Une lettre de mise en demeure incluant une demande d'approbation d'une action collective, parallèlement à une action dérivée déjà déposée devant le tribunal, est arrivée sur le bureau de la société, alléguant que les chiffres utilisés pour évaluer la fusion avec Ciphia Vision étaient gonflés et que le ratio d'attribution était biaisé au détriment des anciens actionnaires. Ce développement survient quelques jours après que la directrice financière désignée a refusé de prendre ses fonctions.

Tomer Mazon a rapporté avoir reçu une lettre de mise en demeure avant l'engagement de poursuites judiciaires, incluant une demande d'approbation d'une action collective, et avoir appris le dépôt d'une action dérivée devant le tribunal de district de Tel-Aviv — les deux concernant l'accord de fusion par lequel elle est entrée en bourse.
L'argument principal : les rapports financiers qui ont servi de base à l'évaluation lors de la fusion ne reflétaient pas les résultats réels de l'activité, et par conséquent, le ratio d'attribution entre les parties a été biaisé au détriment de ceux qui détenaient des actions de Ciphia Vision à la veille de la fusion. Le montant du préjudice allégué dans chacune des demandes dépasse 2,5 millions de shekels.
Il s'agit de deux procédures distinctes. La première est une lettre de mise en demeure à laquelle était joint un projet d'action collective, au nom du plaignant et de tous ceux qui détenaient des actions au moment de la finalisation de la fusion (à l'exception des défendeurs).
Ici, la réclamation est de nature économique : si les chiffres de Tomer étaient gonflés, la société a été surévaluée et les anciens actionnaires ont été dilués plus que de raison.
La seconde est une action dérivée déjà déposée — une procédure dans laquelle un actionnaire poursuit au nom de la société elle-même — et dans laquelle il est allégué, entre autres, une violation du devoir de diligence et du devoir fiduciaire des dirigeants, actuels et passés, parallèlement à d'autres motifs contre l'actionnaire majoritaire. Les deux demandes sont dirigées contre la société, contre Doron Kimelov, et contre les administrateurs en exercice et ceux qui occupaient des fonctions avant la fusion.

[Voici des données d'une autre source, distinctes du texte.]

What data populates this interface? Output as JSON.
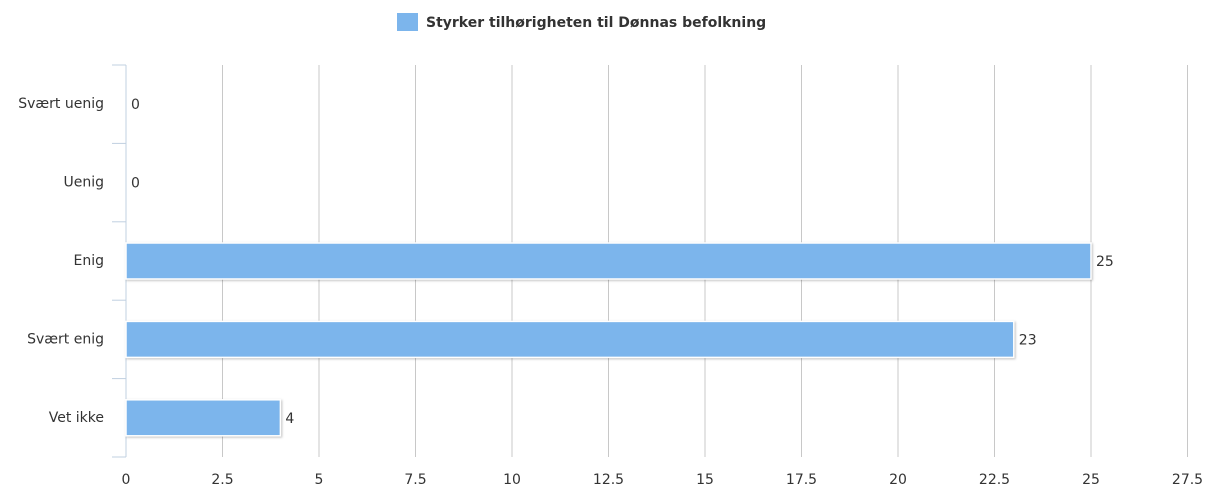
{
  "chart_data": {
    "type": "bar",
    "categories": [
      "Svært uenig",
      "Uenig",
      "Enig",
      "Svært enig",
      "Vet ikke"
    ],
    "series": [
      {
        "name": "Styrker tilhørigheten til Dønnas befolkning",
        "color": "#7cb5ec",
        "values": [
          0,
          0,
          25,
          23,
          4
        ]
      }
    ],
    "xlim": [
      0,
      27.5
    ],
    "xticks": [
      0,
      2.5,
      5,
      7.5,
      10,
      12.5,
      15,
      17.5,
      20,
      22.5,
      25,
      27.5
    ],
    "grid": true,
    "legend": "top"
  }
}
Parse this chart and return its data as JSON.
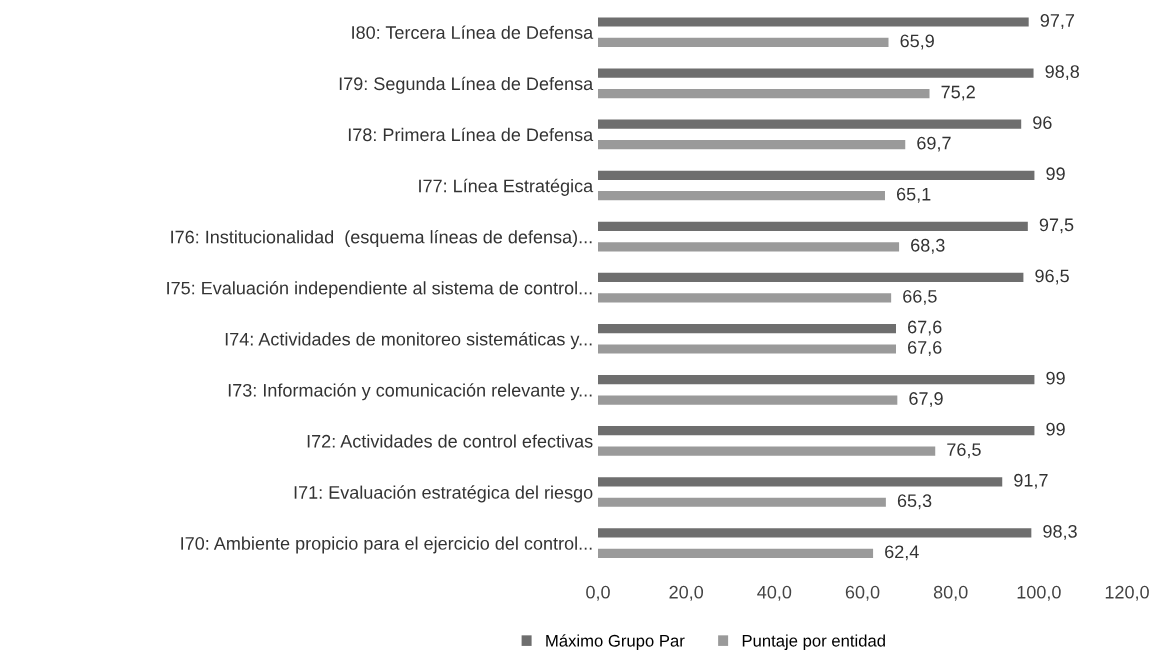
{
  "chart_data": {
    "type": "bar",
    "orientation": "horizontal",
    "categories": [
      "I80: Tercera Línea de Defensa",
      "I79: Segunda Línea de Defensa",
      "I78: Primera Línea de Defensa",
      "I77: Línea Estratégica",
      "I76: Institucionalidad  (esquema líneas de defensa)...",
      "I75: Evaluación independiente al sistema de control...",
      "I74: Actividades de monitoreo sistemáticas y...",
      "I73: Información y comunicación relevante y...",
      "I72: Actividades de control efectivas",
      "I71: Evaluación estratégica del riesgo",
      "I70: Ambiente propicio para el ejercicio del control..."
    ],
    "series": [
      {
        "name": "Máximo Grupo Par",
        "color": "#6e6e6e",
        "values": [
          97.7,
          98.8,
          96,
          99,
          97.5,
          96.5,
          67.6,
          99,
          99,
          91.7,
          98.3
        ],
        "value_labels": [
          "97,7",
          "98,8",
          "96",
          "99",
          "97,5",
          "96,5",
          "67,6",
          "99",
          "99",
          "91,7",
          "98,3"
        ]
      },
      {
        "name": "Puntaje por entidad",
        "color": "#9a9a9a",
        "values": [
          65.9,
          75.2,
          69.7,
          65.1,
          68.3,
          66.5,
          67.6,
          67.9,
          76.5,
          65.3,
          62.4
        ],
        "value_labels": [
          "65,9",
          "75,2",
          "69,7",
          "65,1",
          "68,3",
          "66,5",
          "67,6",
          "67,9",
          "76,5",
          "65,3",
          "62,4"
        ]
      }
    ],
    "xlim": [
      0,
      120
    ],
    "xticks": [
      {
        "value": 0,
        "label": "0,0"
      },
      {
        "value": 20,
        "label": "20,0"
      },
      {
        "value": 40,
        "label": "40,0"
      },
      {
        "value": 60,
        "label": "60,0"
      },
      {
        "value": 80,
        "label": "80,0"
      },
      {
        "value": 100,
        "label": "100,0"
      },
      {
        "value": 120,
        "label": "120,0"
      }
    ],
    "grid": false,
    "legend": "bottom"
  }
}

Pour comprendre l'argument, il faut revenir à l'accord. Tomer, sous le contrôle de Kimelov, n'est pas entrée en bourse par la voie classique mais par une fusion avec la coquille boursière Ciphia Vision.
Dans le cadre de l'accord, la valeur de Tomer a été estimée à environ 82 millions de shekels, et la valeur de la société fusionnée à environ 100 millions de shekels. Kimelov a reçu environ 71 % de la société combinée, tandis que les actionnaires existants n'ont conservé qu'environ 28 %.

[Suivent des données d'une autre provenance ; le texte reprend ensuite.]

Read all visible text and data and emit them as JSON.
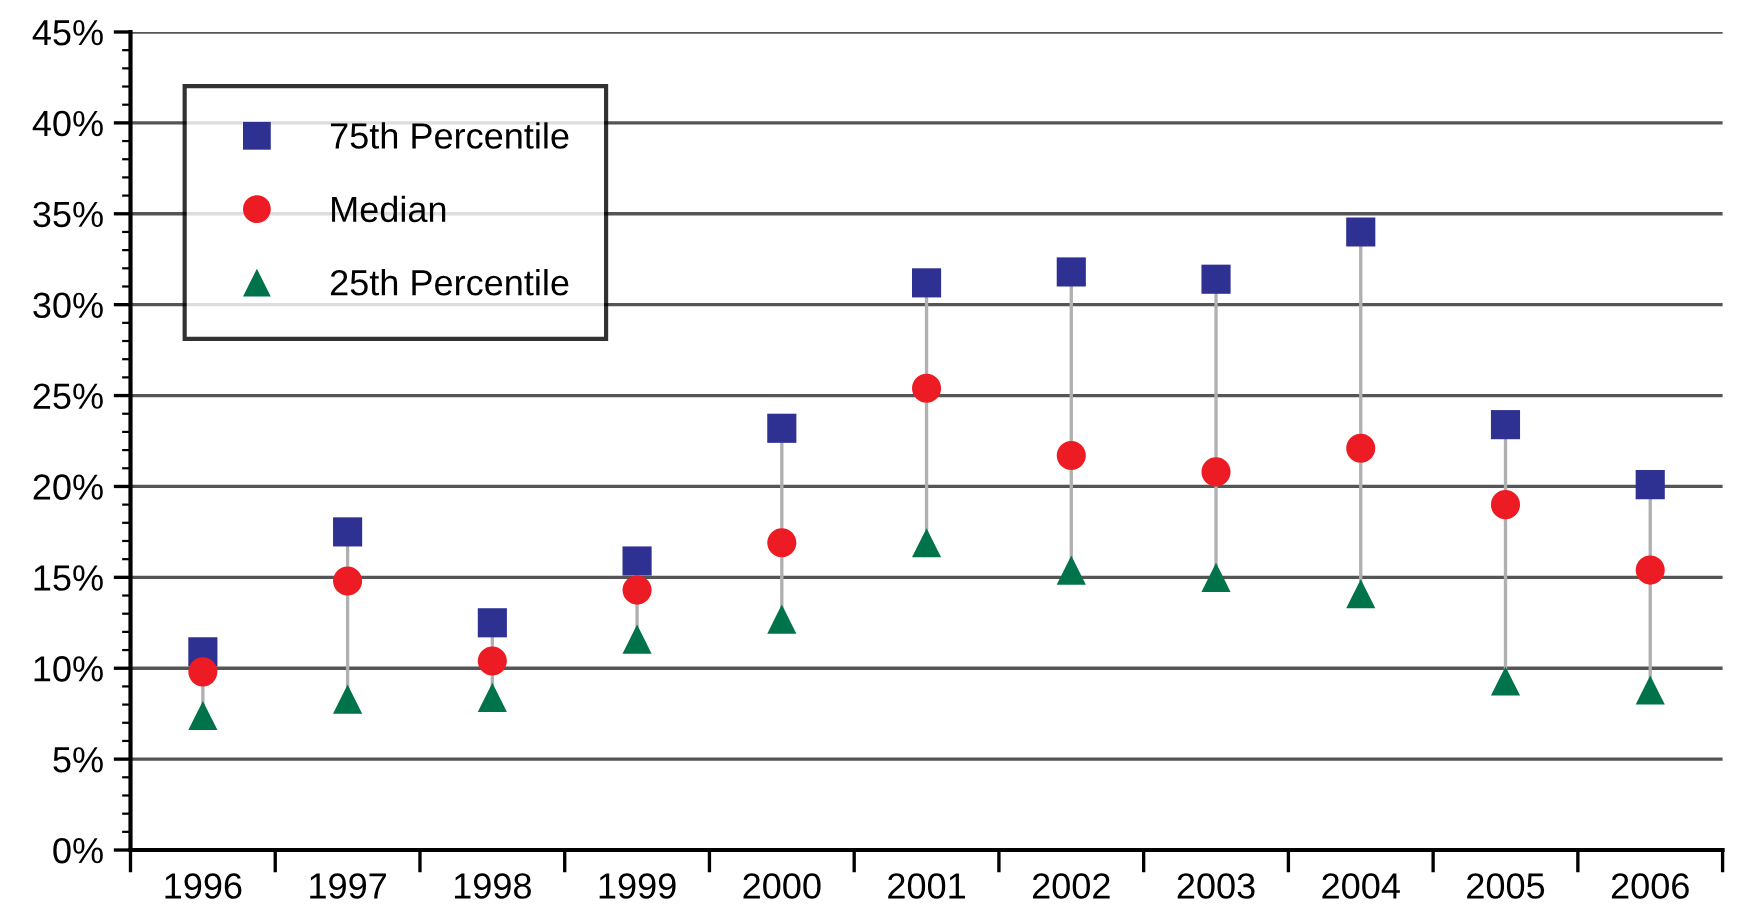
{
  "chart_data": {
    "type": "scatter",
    "categories": [
      "1996",
      "1997",
      "1998",
      "1999",
      "2000",
      "2001",
      "2002",
      "2003",
      "2004",
      "2005",
      "2006"
    ],
    "series": [
      {
        "name": "75th Percentile",
        "color": "#2e3192",
        "marker": "square",
        "values": [
          10.9,
          17.5,
          12.5,
          15.9,
          23.2,
          31.2,
          31.8,
          31.4,
          34.0,
          23.4,
          20.1
        ]
      },
      {
        "name": "Median",
        "color": "#ed1c24",
        "marker": "circle",
        "values": [
          9.8,
          14.8,
          10.4,
          14.3,
          16.9,
          25.4,
          21.7,
          20.8,
          22.1,
          19.0,
          15.4
        ]
      },
      {
        "name": "25th Percentile",
        "color": "#00734a",
        "marker": "triangle",
        "values": [
          7.4,
          8.3,
          8.4,
          11.6,
          12.7,
          16.9,
          15.4,
          15.0,
          14.1,
          9.3,
          8.8
        ]
      }
    ],
    "ylim": [
      0,
      45
    ],
    "yticks": [
      {
        "value": 0,
        "label": "0%"
      },
      {
        "value": 5,
        "label": "5%"
      },
      {
        "value": 10,
        "label": "10%"
      },
      {
        "value": 15,
        "label": "15%"
      },
      {
        "value": 20,
        "label": "20%"
      },
      {
        "value": 25,
        "label": "25%"
      },
      {
        "value": 30,
        "label": "30%"
      },
      {
        "value": 35,
        "label": "35%"
      },
      {
        "value": 40,
        "label": "40%"
      },
      {
        "value": 45,
        "label": "45%"
      }
    ],
    "grid": "y",
    "legend": "top left"
  }
}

C'est là que réside la logique des plaignants : plus la valeur de Tomer était élevée, plus la part reçue par Kimelov aux dépens du public était importante. En d'autres termes, si, par exemple, les stocks — l'actif principal d'un importateur de produits alimentaires — ont été surévalués, il est possible que la répartition même des actions dans l'accord soit biaisée.

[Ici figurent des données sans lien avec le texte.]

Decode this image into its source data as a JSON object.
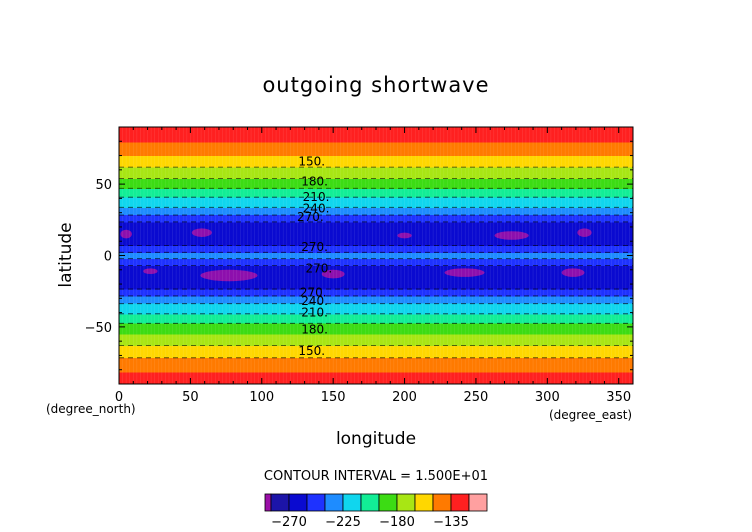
{
  "chart_data": {
    "type": "heatmap",
    "title": "outgoing shortwave",
    "xlabel": "longitude",
    "ylabel": "latitude",
    "x_unit": "(degree_east)",
    "y_unit": "(degree_north)",
    "xlim": [
      0,
      360
    ],
    "ylim": [
      -90,
      90
    ],
    "x_ticks": [
      0,
      50,
      100,
      150,
      200,
      250,
      300,
      350
    ],
    "x_tick_labels": [
      "0",
      "50",
      "100",
      "150",
      "200",
      "250",
      "300",
      "350"
    ],
    "y_ticks": [
      50,
      0,
      -50
    ],
    "y_tick_labels": [
      "50",
      "0",
      "−50"
    ],
    "contour_interval_text": "CONTOUR INTERVAL = 1.500E+01",
    "levels": [
      -300,
      -285,
      -270,
      -255,
      -240,
      -225,
      -210,
      -195,
      -180,
      -165,
      -150,
      -135,
      -120
    ],
    "level_colors": [
      "#9b0fa8",
      "#1c14a8",
      "#0a0ad0",
      "#1e32ff",
      "#1e8cff",
      "#10d6ee",
      "#12ee96",
      "#3cdc14",
      "#a8e614",
      "#ffd700",
      "#ff7a00",
      "#ff2020",
      "#ffa0a0"
    ],
    "colorbar_tick_values": [
      -270,
      -225,
      -180,
      -135
    ],
    "colorbar_tick_labels": [
      "−270",
      "−225",
      "−180",
      "−135"
    ],
    "latitude_band_values": {
      "latitudes": [
        -90,
        -85,
        -80,
        -75,
        -70,
        -65,
        -60,
        -55,
        -50,
        -45,
        -40,
        -35,
        -30,
        -25,
        -20,
        -15,
        -10,
        -5,
        0,
        5,
        10,
        15,
        20,
        25,
        30,
        35,
        40,
        45,
        50,
        55,
        60,
        65,
        70,
        75,
        80,
        85,
        90
      ],
      "values": [
        -122,
        -128,
        -138,
        -146,
        -152,
        -162,
        -170,
        -180,
        -190,
        -200,
        -212,
        -222,
        -234,
        -252,
        -262,
        -264,
        -262,
        -250,
        -232,
        -250,
        -262,
        -264,
        -262,
        -252,
        -234,
        -222,
        -212,
        -200,
        -188,
        -178,
        -168,
        -160,
        -150,
        -144,
        -134,
        -126,
        -122
      ]
    },
    "contour_labels": [
      {
        "text": "150.",
        "lon": 135,
        "lat": 66
      },
      {
        "text": "180.",
        "lon": 137,
        "lat": 52
      },
      {
        "text": "210.",
        "lon": 138,
        "lat": 41
      },
      {
        "text": "240.",
        "lon": 138,
        "lat": 33
      },
      {
        "text": "270.",
        "lon": 134,
        "lat": 27
      },
      {
        "text": "270.",
        "lon": 137,
        "lat": 6
      },
      {
        "text": "270.",
        "lon": 140,
        "lat": -9
      },
      {
        "text": "270.",
        "lon": 136,
        "lat": -26
      },
      {
        "text": "240.",
        "lon": 137,
        "lat": -32
      },
      {
        "text": "210.",
        "lon": 137,
        "lat": -40
      },
      {
        "text": "180.",
        "lon": 137,
        "lat": -52
      },
      {
        "text": "150.",
        "lon": 135,
        "lat": -67
      }
    ],
    "minimum_patches": [
      {
        "lon": 5,
        "lat": 15,
        "lon_extent": 4,
        "lat_extent": 3
      },
      {
        "lon": 58,
        "lat": 16,
        "lon_extent": 7,
        "lat_extent": 3
      },
      {
        "lon": 200,
        "lat": 14,
        "lon_extent": 5,
        "lat_extent": 2
      },
      {
        "lon": 275,
        "lat": 14,
        "lon_extent": 12,
        "lat_extent": 3
      },
      {
        "lon": 326,
        "lat": 16,
        "lon_extent": 5,
        "lat_extent": 3
      },
      {
        "lon": 77,
        "lat": -14,
        "lon_extent": 20,
        "lat_extent": 4
      },
      {
        "lon": 150,
        "lat": -13,
        "lon_extent": 8,
        "lat_extent": 3
      },
      {
        "lon": 242,
        "lat": -12,
        "lon_extent": 14,
        "lat_extent": 3
      },
      {
        "lon": 318,
        "lat": -12,
        "lon_extent": 8,
        "lat_extent": 3
      },
      {
        "lon": 22,
        "lat": -11,
        "lon_extent": 5,
        "lat_extent": 2
      }
    ]
  }
}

L'affirmation selon laquelle les rapports « ne reflétaient pas la réalité » survient après une affaire révélée seulement une semaine plus tôt : Avital Perelstein-Cherni, nommée directrice financière, a refusé de prendre ses fonctions en raison de réserves sur le traitement comptable des stocks, et le conseil d'administration a ordonné un audit immédiat de ces rapports publiés le 28 avril — les rapports sur lesquels la fusion était basée.
Une action collective nécessite l'approbation du tribunal avant de devenir une véritable poursuite, et c'est un obstacle réel — il n'y a aucune certitude qu'elle soit approuvée, et encore moins acceptée à la fin. La société a déclaré qu'elle examinait la lettre et la plainte ainsi que leurs conséquences. L'audit comptable n'est pas non plus terminé, et à ce stade, aucune correction des rapports n'a été annoncée.
Néanmoins, pour ceux qui détiennent l'action — qui se négocie actuellement sur la base d'une valeur d'environ 138 millions de shekels — une couche supplémentaire d'incertitude s'est ajoutée ici. Au-delà des points d'interrogation comptables, un nuage juridique plane désormais sur la société et son actionnaire majoritaire.